Saatlerdir ev arıyorduk ama bir türlü istediğimiz evi bulamamıştık. Bize kütüphane yapabileceğimi büyük bir oda lazımdı ve bunun için gösterilen evler malikaneydi. İki kişiyiz koskoca malikaneyi ne yapalım?

"Akel bence ilk baktığımız eblerden birini seçelim."

"Oraya kütüphane yapamayız."

"Kütüphane yapmayalım o zaman. Boşver gitsin Akel."

"Hayır."

"Ne inatçı çıktın sende."

Omuz silktim ve emlakçının bizi getirdiği son eve girdim. Ruhe de peşimden. Evin her yeri diğer evlerdeki gibi güzeldi ama istediğimiz büyüklükte bir odası yoktu yine. Pekala o zaman geriye tek bir seçenek kalıyor ama Ruhe kabul eder mi bilemiyorum. Emlakçıya olmadığını söyledik ve artık ev kalmadığından arabaya binip yola koyulduk. Ruhe kendini kötü hissedip duruyordu. Ne gerek vardı ki kendini suçlamaya? Son seçeneğe gittim ve evin önünde durdum. Ruhe yol boyunca dalgın olduğu için farketmemişti bile.

"Geldik Ruhe."

"Ne kadar çabuk?" bir saattir yoldaydık ama neyse.

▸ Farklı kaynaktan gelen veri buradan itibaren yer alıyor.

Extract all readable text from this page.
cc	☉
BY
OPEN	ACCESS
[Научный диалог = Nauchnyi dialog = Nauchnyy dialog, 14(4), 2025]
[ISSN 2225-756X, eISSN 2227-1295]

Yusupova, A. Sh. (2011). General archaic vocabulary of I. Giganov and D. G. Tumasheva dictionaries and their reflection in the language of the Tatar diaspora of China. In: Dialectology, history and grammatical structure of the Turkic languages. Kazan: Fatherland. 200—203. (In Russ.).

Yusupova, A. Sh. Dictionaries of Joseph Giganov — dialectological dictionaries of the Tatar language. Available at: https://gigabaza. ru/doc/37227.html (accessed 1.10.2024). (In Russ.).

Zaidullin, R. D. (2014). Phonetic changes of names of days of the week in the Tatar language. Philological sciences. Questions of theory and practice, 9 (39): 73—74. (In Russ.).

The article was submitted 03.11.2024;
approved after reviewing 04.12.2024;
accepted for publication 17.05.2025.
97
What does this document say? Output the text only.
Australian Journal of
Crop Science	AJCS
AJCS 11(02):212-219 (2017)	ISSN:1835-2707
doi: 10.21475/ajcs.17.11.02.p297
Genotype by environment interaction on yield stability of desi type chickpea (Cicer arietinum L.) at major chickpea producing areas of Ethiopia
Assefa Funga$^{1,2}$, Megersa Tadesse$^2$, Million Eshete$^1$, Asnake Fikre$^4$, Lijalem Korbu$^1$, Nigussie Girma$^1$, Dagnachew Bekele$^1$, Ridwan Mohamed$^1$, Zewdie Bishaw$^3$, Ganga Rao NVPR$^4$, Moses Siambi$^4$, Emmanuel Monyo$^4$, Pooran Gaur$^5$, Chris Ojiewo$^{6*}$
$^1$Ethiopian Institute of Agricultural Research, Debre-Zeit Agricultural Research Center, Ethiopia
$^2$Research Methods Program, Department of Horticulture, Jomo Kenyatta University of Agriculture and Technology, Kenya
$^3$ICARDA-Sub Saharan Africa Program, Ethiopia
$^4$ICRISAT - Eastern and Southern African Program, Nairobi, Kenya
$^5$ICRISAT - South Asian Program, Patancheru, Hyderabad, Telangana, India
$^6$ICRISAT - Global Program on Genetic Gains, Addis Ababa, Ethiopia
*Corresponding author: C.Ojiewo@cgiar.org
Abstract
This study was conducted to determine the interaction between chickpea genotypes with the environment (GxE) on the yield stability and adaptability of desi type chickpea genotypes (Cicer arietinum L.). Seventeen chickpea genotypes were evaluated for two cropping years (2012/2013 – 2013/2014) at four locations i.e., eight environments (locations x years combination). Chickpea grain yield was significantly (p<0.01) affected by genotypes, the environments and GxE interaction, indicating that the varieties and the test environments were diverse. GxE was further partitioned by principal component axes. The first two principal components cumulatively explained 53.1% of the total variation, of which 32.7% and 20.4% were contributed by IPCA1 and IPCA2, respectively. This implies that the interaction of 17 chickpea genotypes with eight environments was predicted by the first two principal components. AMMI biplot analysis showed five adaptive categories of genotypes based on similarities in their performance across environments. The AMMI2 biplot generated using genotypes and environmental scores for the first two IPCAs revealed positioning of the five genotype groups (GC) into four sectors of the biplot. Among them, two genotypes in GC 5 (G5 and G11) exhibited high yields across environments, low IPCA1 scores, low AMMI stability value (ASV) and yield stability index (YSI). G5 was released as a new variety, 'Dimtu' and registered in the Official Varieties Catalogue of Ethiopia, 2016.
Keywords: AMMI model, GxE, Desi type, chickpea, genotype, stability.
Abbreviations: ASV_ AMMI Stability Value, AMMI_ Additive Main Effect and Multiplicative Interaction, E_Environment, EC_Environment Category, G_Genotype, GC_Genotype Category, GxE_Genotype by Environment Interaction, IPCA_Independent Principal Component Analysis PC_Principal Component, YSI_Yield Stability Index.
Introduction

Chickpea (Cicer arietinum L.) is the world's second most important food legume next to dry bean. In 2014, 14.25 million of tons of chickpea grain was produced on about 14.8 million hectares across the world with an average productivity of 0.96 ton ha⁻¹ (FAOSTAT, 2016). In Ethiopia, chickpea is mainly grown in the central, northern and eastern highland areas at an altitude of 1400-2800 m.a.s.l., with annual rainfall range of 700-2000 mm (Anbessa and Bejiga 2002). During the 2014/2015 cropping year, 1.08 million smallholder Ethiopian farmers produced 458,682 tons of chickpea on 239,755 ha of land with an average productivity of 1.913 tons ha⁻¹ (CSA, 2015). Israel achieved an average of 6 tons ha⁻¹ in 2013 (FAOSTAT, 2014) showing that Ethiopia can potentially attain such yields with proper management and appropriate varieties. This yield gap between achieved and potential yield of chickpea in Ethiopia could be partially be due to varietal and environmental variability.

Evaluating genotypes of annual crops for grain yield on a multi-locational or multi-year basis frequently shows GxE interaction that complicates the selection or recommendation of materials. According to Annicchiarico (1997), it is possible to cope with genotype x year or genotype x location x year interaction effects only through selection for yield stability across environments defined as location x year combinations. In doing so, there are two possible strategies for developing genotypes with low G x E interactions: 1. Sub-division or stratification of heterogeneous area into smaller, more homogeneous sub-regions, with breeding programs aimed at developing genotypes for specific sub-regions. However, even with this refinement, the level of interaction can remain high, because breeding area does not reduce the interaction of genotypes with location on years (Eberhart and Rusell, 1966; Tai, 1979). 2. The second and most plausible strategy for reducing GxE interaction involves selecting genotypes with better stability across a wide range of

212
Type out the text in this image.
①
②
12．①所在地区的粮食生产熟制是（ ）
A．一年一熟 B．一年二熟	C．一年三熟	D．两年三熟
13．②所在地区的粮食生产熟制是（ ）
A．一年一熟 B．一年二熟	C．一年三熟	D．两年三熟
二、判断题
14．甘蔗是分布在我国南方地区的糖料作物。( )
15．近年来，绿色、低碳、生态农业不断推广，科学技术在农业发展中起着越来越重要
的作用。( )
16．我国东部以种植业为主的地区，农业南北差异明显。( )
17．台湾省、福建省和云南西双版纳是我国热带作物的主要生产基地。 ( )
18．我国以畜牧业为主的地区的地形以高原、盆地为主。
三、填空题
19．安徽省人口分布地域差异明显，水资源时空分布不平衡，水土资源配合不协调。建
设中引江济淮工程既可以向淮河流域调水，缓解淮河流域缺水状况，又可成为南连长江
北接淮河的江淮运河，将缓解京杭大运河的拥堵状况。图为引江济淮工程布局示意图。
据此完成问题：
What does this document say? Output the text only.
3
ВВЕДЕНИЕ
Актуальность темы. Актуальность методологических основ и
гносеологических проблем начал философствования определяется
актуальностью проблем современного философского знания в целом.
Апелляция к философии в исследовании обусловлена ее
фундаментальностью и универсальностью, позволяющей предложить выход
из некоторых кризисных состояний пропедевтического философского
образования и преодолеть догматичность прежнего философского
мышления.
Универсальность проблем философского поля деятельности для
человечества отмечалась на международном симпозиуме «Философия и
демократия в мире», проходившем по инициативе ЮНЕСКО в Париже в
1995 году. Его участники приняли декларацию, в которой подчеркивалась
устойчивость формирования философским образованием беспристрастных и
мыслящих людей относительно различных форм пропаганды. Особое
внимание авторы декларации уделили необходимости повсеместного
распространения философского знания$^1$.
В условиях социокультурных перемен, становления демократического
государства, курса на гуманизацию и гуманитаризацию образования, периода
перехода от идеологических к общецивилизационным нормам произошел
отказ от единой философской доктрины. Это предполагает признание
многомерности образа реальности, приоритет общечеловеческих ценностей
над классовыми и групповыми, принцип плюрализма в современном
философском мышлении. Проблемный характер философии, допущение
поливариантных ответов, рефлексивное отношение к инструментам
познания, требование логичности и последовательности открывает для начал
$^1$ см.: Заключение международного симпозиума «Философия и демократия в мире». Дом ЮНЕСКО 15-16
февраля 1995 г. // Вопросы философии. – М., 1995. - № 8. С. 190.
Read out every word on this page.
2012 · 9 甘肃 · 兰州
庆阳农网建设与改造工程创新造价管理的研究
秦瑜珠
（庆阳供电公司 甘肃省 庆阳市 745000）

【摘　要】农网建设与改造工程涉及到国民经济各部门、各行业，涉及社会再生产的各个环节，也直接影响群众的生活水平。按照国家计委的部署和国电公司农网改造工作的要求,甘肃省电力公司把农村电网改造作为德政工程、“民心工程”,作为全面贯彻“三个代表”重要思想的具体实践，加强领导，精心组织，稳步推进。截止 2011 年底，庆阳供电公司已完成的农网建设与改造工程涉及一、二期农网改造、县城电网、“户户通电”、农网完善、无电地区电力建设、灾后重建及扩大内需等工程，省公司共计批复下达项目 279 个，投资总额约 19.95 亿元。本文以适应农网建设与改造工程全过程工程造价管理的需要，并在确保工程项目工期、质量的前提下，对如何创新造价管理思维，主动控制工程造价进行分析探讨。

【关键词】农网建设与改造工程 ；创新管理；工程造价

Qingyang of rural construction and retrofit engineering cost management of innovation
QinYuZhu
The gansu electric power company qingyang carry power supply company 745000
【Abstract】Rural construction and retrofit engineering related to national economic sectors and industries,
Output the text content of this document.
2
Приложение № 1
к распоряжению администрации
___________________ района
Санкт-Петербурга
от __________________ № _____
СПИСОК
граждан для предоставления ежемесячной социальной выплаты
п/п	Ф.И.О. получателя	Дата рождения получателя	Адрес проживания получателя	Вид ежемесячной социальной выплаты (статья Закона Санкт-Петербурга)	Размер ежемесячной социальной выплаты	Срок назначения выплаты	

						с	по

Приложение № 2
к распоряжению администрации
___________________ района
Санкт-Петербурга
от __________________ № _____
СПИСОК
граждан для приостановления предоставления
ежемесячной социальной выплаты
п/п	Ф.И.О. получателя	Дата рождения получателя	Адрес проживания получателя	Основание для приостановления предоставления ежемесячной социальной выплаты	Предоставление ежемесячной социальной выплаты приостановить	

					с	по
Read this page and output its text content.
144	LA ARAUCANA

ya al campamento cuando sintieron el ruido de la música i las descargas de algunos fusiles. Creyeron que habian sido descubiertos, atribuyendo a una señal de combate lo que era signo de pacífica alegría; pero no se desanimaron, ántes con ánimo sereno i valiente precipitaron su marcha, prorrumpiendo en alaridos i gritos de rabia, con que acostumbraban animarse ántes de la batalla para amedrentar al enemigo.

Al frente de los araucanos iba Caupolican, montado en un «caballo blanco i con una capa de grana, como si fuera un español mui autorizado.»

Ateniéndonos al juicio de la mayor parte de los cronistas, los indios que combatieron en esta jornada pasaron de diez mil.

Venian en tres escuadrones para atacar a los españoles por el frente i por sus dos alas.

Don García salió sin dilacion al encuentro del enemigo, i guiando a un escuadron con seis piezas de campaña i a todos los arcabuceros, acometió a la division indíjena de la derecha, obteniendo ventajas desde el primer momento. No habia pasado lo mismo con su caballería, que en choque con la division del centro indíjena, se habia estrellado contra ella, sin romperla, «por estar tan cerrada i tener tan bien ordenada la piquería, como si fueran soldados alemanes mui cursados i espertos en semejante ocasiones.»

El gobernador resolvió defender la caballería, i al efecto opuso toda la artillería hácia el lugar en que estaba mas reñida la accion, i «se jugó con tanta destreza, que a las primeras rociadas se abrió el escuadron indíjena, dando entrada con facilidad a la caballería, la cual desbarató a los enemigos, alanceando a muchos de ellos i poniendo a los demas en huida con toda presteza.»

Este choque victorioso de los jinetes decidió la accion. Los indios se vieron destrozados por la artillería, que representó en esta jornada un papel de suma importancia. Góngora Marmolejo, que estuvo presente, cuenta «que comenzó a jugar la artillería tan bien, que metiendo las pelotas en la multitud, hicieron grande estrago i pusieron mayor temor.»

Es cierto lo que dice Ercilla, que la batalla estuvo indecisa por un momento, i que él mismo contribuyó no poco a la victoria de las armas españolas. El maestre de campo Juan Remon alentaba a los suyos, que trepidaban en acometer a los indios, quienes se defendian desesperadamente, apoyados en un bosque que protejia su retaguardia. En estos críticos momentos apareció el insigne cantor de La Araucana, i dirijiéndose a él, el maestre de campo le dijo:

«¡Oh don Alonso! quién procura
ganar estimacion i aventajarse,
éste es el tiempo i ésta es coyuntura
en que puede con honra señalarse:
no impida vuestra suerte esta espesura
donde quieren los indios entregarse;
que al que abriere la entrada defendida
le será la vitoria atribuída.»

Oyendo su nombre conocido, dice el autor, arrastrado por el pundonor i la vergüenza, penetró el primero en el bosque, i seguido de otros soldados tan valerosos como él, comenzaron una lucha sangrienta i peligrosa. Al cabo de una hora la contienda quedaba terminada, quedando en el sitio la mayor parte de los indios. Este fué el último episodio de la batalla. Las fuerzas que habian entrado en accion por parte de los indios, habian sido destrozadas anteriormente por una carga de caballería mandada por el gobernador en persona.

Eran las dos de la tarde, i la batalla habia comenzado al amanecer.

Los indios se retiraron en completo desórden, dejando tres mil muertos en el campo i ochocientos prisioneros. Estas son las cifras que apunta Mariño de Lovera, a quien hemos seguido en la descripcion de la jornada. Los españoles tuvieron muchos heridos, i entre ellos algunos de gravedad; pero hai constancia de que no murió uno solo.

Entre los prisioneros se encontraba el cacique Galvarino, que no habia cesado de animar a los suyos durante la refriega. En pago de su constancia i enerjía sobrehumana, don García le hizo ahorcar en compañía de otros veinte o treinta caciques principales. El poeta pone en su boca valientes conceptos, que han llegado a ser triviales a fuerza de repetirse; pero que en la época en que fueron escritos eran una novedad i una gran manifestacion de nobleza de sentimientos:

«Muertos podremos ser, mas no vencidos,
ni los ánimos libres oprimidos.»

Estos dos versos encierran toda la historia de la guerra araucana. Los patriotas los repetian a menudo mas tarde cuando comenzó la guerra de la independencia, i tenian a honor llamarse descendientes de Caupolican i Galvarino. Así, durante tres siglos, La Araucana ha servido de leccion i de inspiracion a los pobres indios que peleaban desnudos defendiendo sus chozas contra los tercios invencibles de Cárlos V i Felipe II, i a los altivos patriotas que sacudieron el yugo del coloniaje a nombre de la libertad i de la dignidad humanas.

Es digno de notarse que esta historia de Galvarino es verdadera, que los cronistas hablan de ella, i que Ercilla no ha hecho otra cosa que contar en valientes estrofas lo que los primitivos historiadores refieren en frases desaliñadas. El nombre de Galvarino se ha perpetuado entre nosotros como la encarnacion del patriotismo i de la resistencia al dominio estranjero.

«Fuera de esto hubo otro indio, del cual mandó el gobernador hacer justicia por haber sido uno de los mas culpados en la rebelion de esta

"Hadi gel." arabadan indi ve yanıma geldi.

"Akel burası benim evim değil."

"Günaydın. Sabahtan beri dalgın dalgın bakınıyordun seni nereye getirdiğimi bile görmedin."

"Burası neresi?"

"Bak kabul eder misin ya da bana güvenir misin bilmiyorum ama son seçenek olarak aklıma burası geldi."

"Neden kabul etmem ve güvenle ne alakası var?" tepkisini kestiremiyordum ama söylemem gerekiyordu.

"Burası benim annemlerden ayrıldığım zaman kaldığım bekar evim. Kabul edersen burası olur etmezsen de üç haftamız var daha." donuk donuk bana baktı sonra da gülmeye başladı. Bu tepkiyi beklemiyordum. Kendini zar zor durdurup gözlerime baktı.

"Akel çapkınlık yapacak biri olmadığını biliyorum zaten. Madem bir evin vardı neden saatlerdir bizi uğraştırıyorsun?"

"Kabul etmezsin sanıyordum."

"Saçmalama lütfen."

"Pekala. O zaman önden buyur tam sana göre bir odam var."

"Nasıl var? Bir sürü ev baktık Akel o kadar büyük bir odan var mı gerçekten?"

"Evi kendim yaptırdım. Aslında bizim beşliye birlikte kalırız diye planlıyorduk ama Batı evlenince plan suya düştü. Stüdyoda devam ettik. Eh enstrümanlar için baya büyük bir oda lazımdı. Ev de bana kaldı. Şimdi ise senin olacak eğer kabul edersen."
Gözlerini kırpıştırıp bana baktı sonra da biraz sert şekilde koluma bir yumruk vurdu.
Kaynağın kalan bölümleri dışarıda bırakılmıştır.